In 1947, the Commonwealth established a cemetery near Met State's pathology lab, located at the foot of a steep ledge. The area was marshy, with a small depression that often turned into a pond during the spring season. It was colloquially known as "MetFern Cemetery," as patients from both institutions were buried here throughout the years. Two sections exist at the cemetery, categorized by the religion of the deceased (this was of course often presumed for very young or non-verbal patients who had no living relatives). The only two options were Catholic or Protestant. The caskets were simple pine boxes made at the wood shop and burials occurred with little ceremony. With its high water table, graves would occasionally become inundated with groundwater shortly after being dug; sometimes they weren't even pumped out before the body was laid to rest. A small concrete marker engraved with the patient's number served as a headstone.

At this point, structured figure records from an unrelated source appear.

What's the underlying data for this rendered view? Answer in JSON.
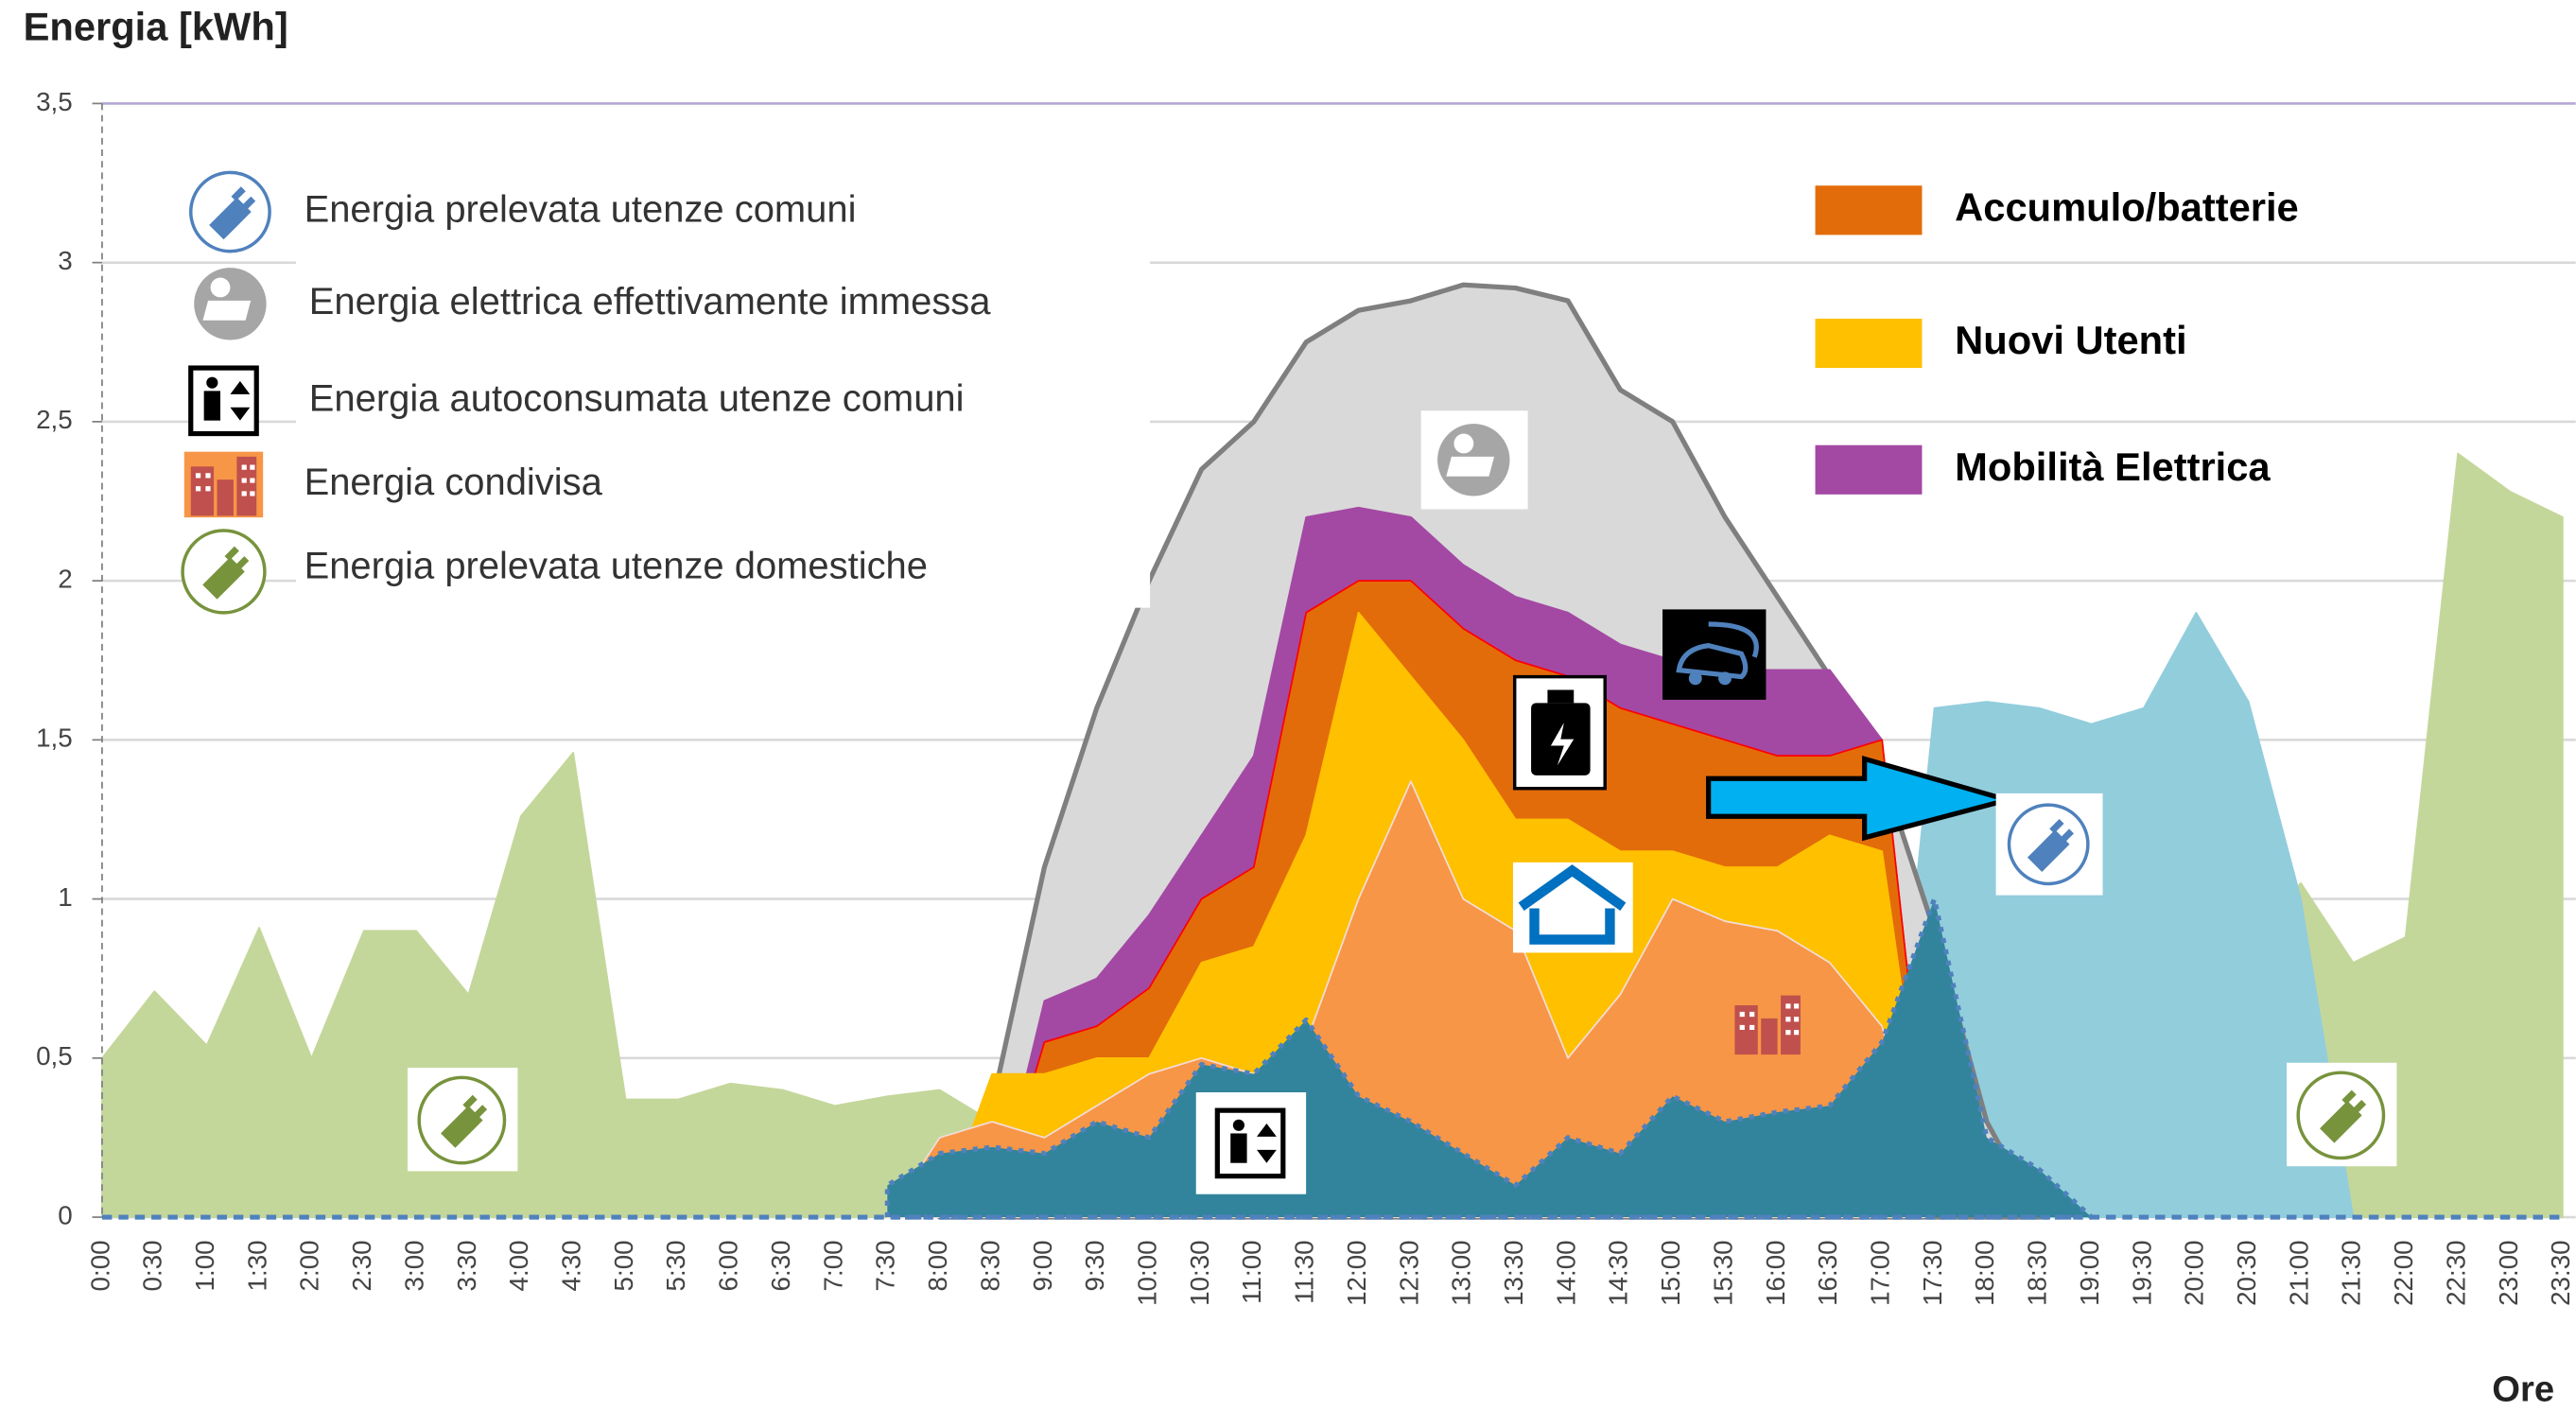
{
  "chart_data": {
    "type": "area",
    "title": "Energia [kWh]",
    "x_label": "Ore",
    "categories": [
      "0:00",
      "0:30",
      "1:00",
      "1:30",
      "2:00",
      "2:30",
      "3:00",
      "3:30",
      "4:00",
      "4:30",
      "5:00",
      "5:30",
      "6:00",
      "6:30",
      "7:00",
      "7:30",
      "8:00",
      "8:30",
      "9:00",
      "9:30",
      "10:00",
      "10:30",
      "11:00",
      "11:30",
      "12:00",
      "12:30",
      "13:00",
      "13:30",
      "14:00",
      "14:30",
      "15:00",
      "15:30",
      "16:00",
      "16:30",
      "17:00",
      "17:30",
      "18:00",
      "18:30",
      "19:00",
      "19:30",
      "20:00",
      "20:30",
      "21:00",
      "21:30",
      "22:00",
      "22:30",
      "23:00",
      "23:30"
    ],
    "ylim": [
      0,
      3.5
    ],
    "yticks": [
      0,
      {
        "value": 0.5,
        "label": "0,5"
      },
      1,
      {
        "value": 1.5,
        "label": "1,5"
      },
      2,
      {
        "value": 2.5,
        "label": "2,5"
      },
      3,
      {
        "value": 3.5,
        "label": "3,5"
      }
    ],
    "grid": true,
    "series": [
      {
        "name": "Energia prelevata utenze comuni",
        "color": "#92cddc",
        "values": [
          null,
          null,
          null,
          null,
          null,
          null,
          null,
          null,
          null,
          null,
          null,
          null,
          null,
          null,
          null,
          null,
          null,
          null,
          null,
          null,
          null,
          null,
          null,
          null,
          null,
          null,
          null,
          null,
          null,
          null,
          null,
          null,
          null,
          null,
          0,
          1.6,
          1.62,
          1.6,
          1.55,
          1.6,
          1.9,
          1.62,
          1.0,
          0,
          null,
          null,
          null,
          null
        ]
      },
      {
        "name": "Energia elettrica effettivamente immessa",
        "color": "#d9d9d9",
        "values": [
          null,
          null,
          null,
          null,
          null,
          null,
          null,
          null,
          null,
          null,
          null,
          null,
          null,
          null,
          null,
          null,
          0,
          0.35,
          1.1,
          1.6,
          2.0,
          2.35,
          2.5,
          2.75,
          2.85,
          2.88,
          2.93,
          2.92,
          2.88,
          2.6,
          2.5,
          2.2,
          1.95,
          1.7,
          1.4,
          0.9,
          0.3,
          0,
          null,
          null,
          null,
          null,
          null,
          null,
          null,
          null,
          null,
          null
        ]
      },
      {
        "name": "Energia autoconsumata utenze comuni",
        "color": "#31849b",
        "values": [
          null,
          null,
          null,
          null,
          null,
          null,
          null,
          null,
          null,
          null,
          null,
          null,
          null,
          null,
          null,
          0.1,
          0.2,
          0.22,
          0.2,
          0.3,
          0.25,
          0.48,
          0.45,
          0.62,
          0.38,
          0.3,
          0.2,
          0.1,
          0.25,
          0.2,
          0.38,
          0.3,
          0.33,
          0.35,
          0.55,
          1.0,
          0.25,
          0.15,
          0,
          null,
          null,
          null,
          null,
          null,
          null,
          null,
          null,
          null
        ]
      },
      {
        "name": "Energia condivisa",
        "color": "#f79646",
        "values": [
          null,
          null,
          null,
          null,
          null,
          null,
          null,
          null,
          null,
          null,
          null,
          null,
          null,
          null,
          null,
          0,
          0.25,
          0.3,
          0.25,
          0.35,
          0.45,
          0.5,
          0.45,
          0.55,
          1.0,
          1.37,
          1.0,
          0.9,
          0.5,
          0.7,
          1.0,
          0.93,
          0.9,
          0.8,
          0.6,
          0,
          null,
          null,
          null,
          null,
          null,
          null,
          null,
          null,
          null,
          null,
          null,
          null
        ]
      },
      {
        "name": "Energia prelevata utenze domestiche",
        "color": "#c4d79b",
        "values": [
          0.5,
          0.71,
          0.54,
          0.91,
          0.5,
          0.9,
          0.9,
          0.7,
          1.26,
          1.46,
          0.37,
          0.37,
          0.42,
          0.4,
          0.35,
          0.38,
          0.4,
          0.3,
          0.25,
          0.25,
          0.25,
          0.25,
          0.25,
          0.25,
          0.25,
          0.25,
          0.25,
          0.25,
          0.25,
          0.25,
          0.25,
          0.25,
          0.25,
          0.25,
          0.25,
          0.25,
          0.25,
          0.25,
          0.82,
          0.88,
          1.15,
          0.87,
          1.05,
          0.8,
          0.88,
          2.4,
          2.28,
          2.2
        ]
      },
      {
        "name": "Accumulo/batterie",
        "color": "#e36c0a",
        "values": [
          null,
          null,
          null,
          null,
          null,
          null,
          null,
          null,
          null,
          null,
          null,
          null,
          null,
          null,
          null,
          null,
          null,
          0,
          0.55,
          0.6,
          0.72,
          1.0,
          1.1,
          1.9,
          2.0,
          2.0,
          1.85,
          1.75,
          1.7,
          1.6,
          1.55,
          1.5,
          1.45,
          1.45,
          1.5,
          0,
          null,
          null,
          null,
          null,
          null,
          null,
          null,
          null,
          null,
          null,
          null,
          null
        ]
      },
      {
        "name": "Nuovi Utenti",
        "color": "#ffc000",
        "values": [
          null,
          null,
          null,
          null,
          null,
          null,
          null,
          null,
          null,
          null,
          null,
          null,
          null,
          null,
          null,
          null,
          0,
          0.45,
          0.45,
          0.5,
          0.5,
          0.8,
          0.85,
          1.2,
          1.9,
          1.7,
          1.5,
          1.25,
          1.25,
          1.15,
          1.15,
          1.1,
          1.1,
          1.2,
          1.15,
          0,
          null,
          null,
          null,
          null,
          null,
          null,
          null,
          null,
          null,
          null,
          null,
          null
        ]
      },
      {
        "name": "Mobilità Elettrica",
        "color": "#a349a4",
        "values": [
          null,
          null,
          null,
          null,
          null,
          null,
          null,
          null,
          null,
          null,
          null,
          null,
          null,
          null,
          null,
          null,
          null,
          0,
          0.68,
          0.75,
          0.95,
          1.2,
          1.45,
          2.2,
          2.23,
          2.2,
          2.05,
          1.95,
          1.9,
          1.8,
          1.75,
          1.72,
          1.72,
          1.72,
          1.5,
          0,
          null,
          null,
          null,
          null,
          null,
          null,
          null,
          null,
          null,
          null,
          null,
          null
        ]
      }
    ]
  }
}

In the early 1970s a groundskeeper named Wayne Brasco worked with Father Henry Marquardt, the Catholic chaplain at Fernald, to change this deplorable method of burial. Father Marquardt formed the Death and Dying Committee, an organization that worked with staff, patients, and families to provide dignified end-of-life care and funeral services for patients. Mr. Brasco helped find ways to seek other burial sites and curtail using the MetFern Cemetery altogether.
As a stronger advocacy for patient's rights began to develop, it was possible to use social security money to help pay for end-of-life care and funeral expenses. Families soon had the option of installing a proper headstone instead of a numbered concrete marker. When the patients of both institutions were re-classified as actual residents of the city of Waltham, Brasco and Marquardt spoke with mayor Arthur Clark and convinced him that they should then have the right to be buried in the town's Mt. Feake Cemetery. Although it was a slow progression, with both Brasco and Marquardt personally helping to pay for the interments at Mt. Feake, their efforts were successful. MetFern's last official burial took place in 1979, except for a single instance in 1986 when two preserved human heads were discovered in Fernald's pathology lab and buried in the cemetery.
Father Marquardt collapsed and died while working at the Fernald Center in 1992; the Thom Hospital was re-named in his honor as the Marquardt Nursing Center. Met State was subsequently closed that year after a slow decline. MetFern also became overgrown and largely forgotten. The Commonwealth had no plan for long-term maintenance of the plots, so upkeep is performed by volunteers. The cemetery is only accessible via footpath through the former Met State grounds.
It is unclear where Fernald patients were buried prior to 1947, though it is likely they were interred in or near Mt. Feake Cemetery in Waltham. Funeral expenses do not appear in Fernald's Annual Reports until the year 1902.